Cocktail bitters are concentrated flavoring agents used to enhance the taste and complexity of cocktails. They are typically made by infusing various botanical ingredients in a high-proof alcohol base. The main ingredients in cocktail bitters can vary widely, but they often include aromatic herbs, roots, fruits, spices, and botanical extracts. Common botanicals used in bitters production include gentian root, citrus peels, herbs like wormwood or dandelion, and spices like cinnamon, cardamom, or cloves. These ingredients are macerated or distilled in alcohol to extract their flavors, resulting in highly concentrated and potent bitters.

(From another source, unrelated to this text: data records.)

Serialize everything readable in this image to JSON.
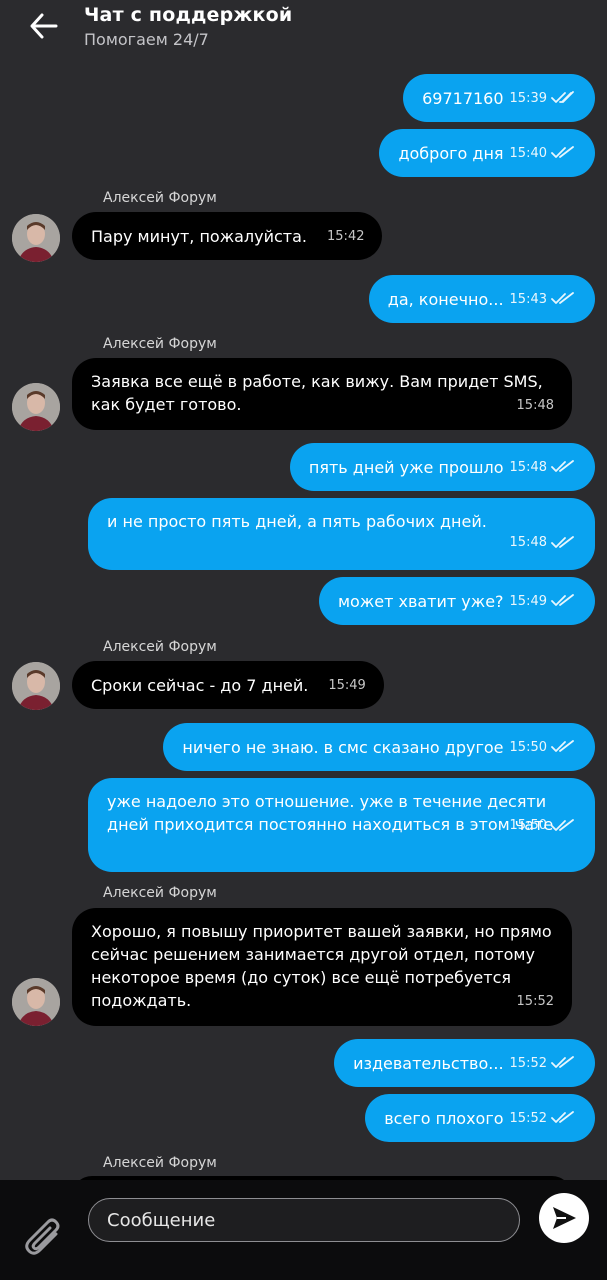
{
  "header": {
    "title": "Чат с поддержкой",
    "subtitle": "Помогаем 24/7"
  },
  "colors": {
    "outgoing_bubble": "#0aa3f0",
    "incoming_bubble": "#000000",
    "background": "#2b2b2e",
    "input_bar": "#0c0c0d"
  },
  "messages": [
    {
      "dir": "out",
      "text": "69717160",
      "time": "15:39"
    },
    {
      "dir": "out",
      "text": "доброго дня",
      "time": "15:40"
    },
    {
      "dir": "in",
      "sender": "Алексей Форум",
      "text": "Пару минут, пожалуйста.",
      "time": "15:42"
    },
    {
      "dir": "out",
      "text": "да, конечно...",
      "time": "15:43"
    },
    {
      "dir": "in",
      "sender": "Алексей Форум",
      "text": "Заявка все ещё в работе, как вижу. Вам придет SMS, как будет готово.",
      "time": "15:48"
    },
    {
      "dir": "out",
      "text": "пять дней уже прошло",
      "time": "15:48"
    },
    {
      "dir": "out",
      "text": "и не просто пять дней, а пять рабочих дней.",
      "time": "15:48"
    },
    {
      "dir": "out",
      "text": "может хватит уже?",
      "time": "15:49"
    },
    {
      "dir": "in",
      "sender": "Алексей Форум",
      "text": "Сроки сейчас - до 7 дней.",
      "time": "15:49"
    },
    {
      "dir": "out",
      "text": "ничего не знаю. в смс сказано другое",
      "time": "15:50"
    },
    {
      "dir": "out",
      "text": "уже надоело это отношение. уже в течение десяти дней приходится постоянно находиться в этом чате",
      "time": "15:50"
    },
    {
      "dir": "in",
      "sender": "Алексей Форум",
      "text": "Хорошо, я повышу приоритет вашей заявки, но прямо сейчас решением занимается другой отдел, потому некоторое время (до суток) все ещё потребуется подождать.",
      "time": "15:52"
    },
    {
      "dir": "out",
      "text": "издевательство...",
      "time": "15:52"
    },
    {
      "dir": "out",
      "text": "всего плохого",
      "time": "15:52"
    },
    {
      "dir": "in",
      "sender": "Алексей Форум",
      "text": "",
      "time": ""
    }
  ],
  "composer": {
    "placeholder": "Сообщение"
  },
  "icons": {
    "back": "arrow-left-icon",
    "attach": "paperclip-icon",
    "send": "send-icon",
    "read": "double-check-icon"
  }
}
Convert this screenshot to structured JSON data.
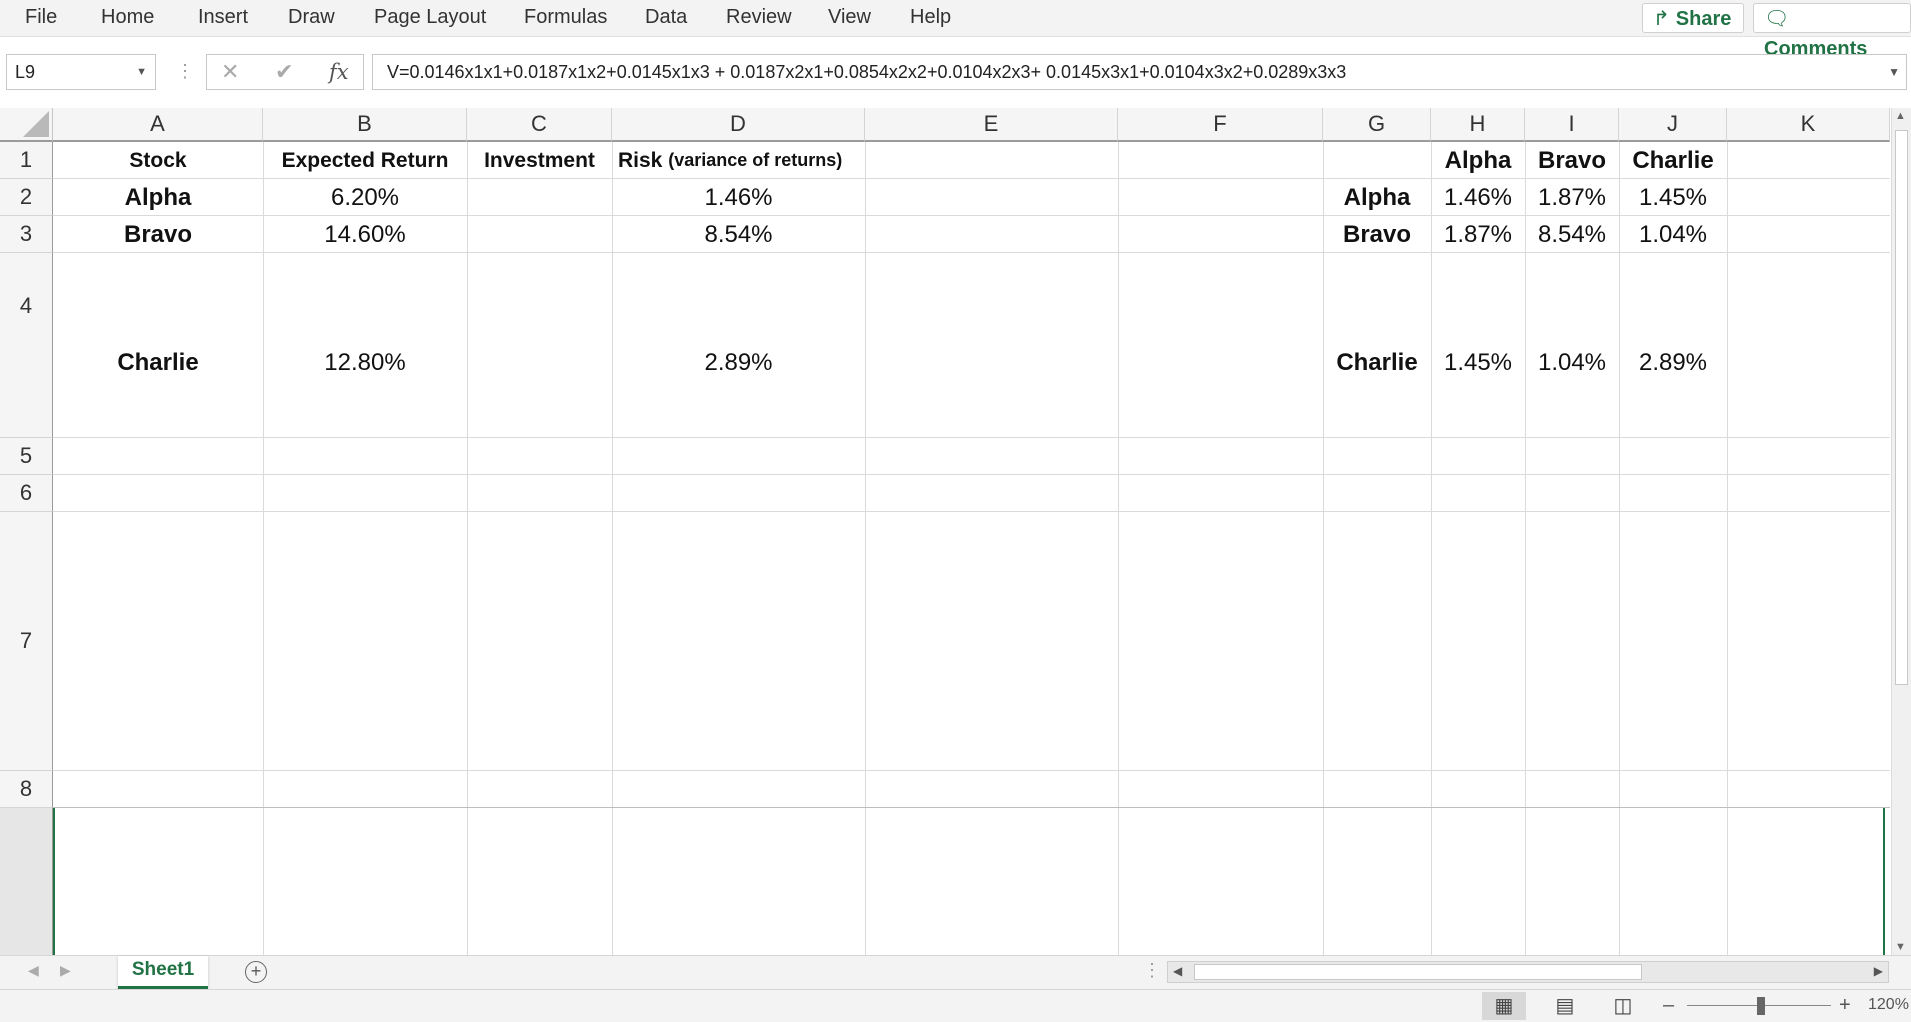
{
  "ribbon": {
    "tabs": [
      "File",
      "Home",
      "Insert",
      "Draw",
      "Page Layout",
      "Formulas",
      "Data",
      "Review",
      "View",
      "Help"
    ],
    "share_label": "Share",
    "comments_label": "Comments"
  },
  "formula_bar": {
    "name_box": "L9",
    "formula": "V=0.0146x1x1+0.0187x1x2+0.0145x1x3 + 0.0187x2x1+0.0854x2x2+0.0104x2x3+ 0.0145x3x1+0.0104x3x2+0.0289x3x3"
  },
  "columns": [
    "A",
    "B",
    "C",
    "D",
    "E",
    "F",
    "G",
    "H",
    "I",
    "J",
    "K"
  ],
  "rows": [
    "1",
    "2",
    "3",
    "4",
    "5",
    "6",
    "7",
    "8"
  ],
  "table": {
    "headers": {
      "stock": "Stock",
      "expected_return": "Expected Return",
      "investment": "Investment",
      "risk": "Risk",
      "risk_note": "(variance of returns)"
    },
    "rows": [
      {
        "stock": "Alpha",
        "expected_return": "6.20%",
        "investment": "",
        "risk": "1.46%"
      },
      {
        "stock": "Bravo",
        "expected_return": "14.60%",
        "investment": "",
        "risk": "8.54%"
      },
      {
        "stock": "Charlie",
        "expected_return": "12.80%",
        "investment": "",
        "risk": "2.89%"
      }
    ]
  },
  "covariance": {
    "col_headers": [
      "Alpha",
      "Bravo",
      "Charlie"
    ],
    "row_headers": [
      "Alpha",
      "Bravo",
      "Charlie"
    ],
    "values": [
      [
        "1.46%",
        "1.87%",
        "1.45%"
      ],
      [
        "1.87%",
        "8.54%",
        "1.04%"
      ],
      [
        "1.45%",
        "1.04%",
        "2.89%"
      ]
    ]
  },
  "sheets": {
    "active": "Sheet1"
  },
  "status_bar": {
    "zoom": "120%",
    "zoom_level": 0.5
  }
}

Traditionally, cocktail bitters do contain alcohol, which serves as the base for extracting and preserving the flavors of the botanicals. The alcohol content in bitters can range from 40% to 45% or higher. However, the amount of bitters used in a cocktail is usually minimal, often just a few dashes, so the overall alcohol contribution to a drink is minimal.
In recent years, there has been a rise in the production of non-alcoholic or low-alcohol bitters, catering to those who prefer non-alcoholic cocktails or have dietary restrictions. These versions often use glycerin or other non-alcoholic bases as a substitute for the high-proof alcohol.
Cocktail bitters, with their concentrated flavors, add depth, complexity, and a pleasant bitterness to cocktails. They serve as a crucial component in classic cocktails like Old Fashioned, Manhattan, and Negroni, as well as in modern mixology, offering endless possibilities for flavor experimentation and creativity.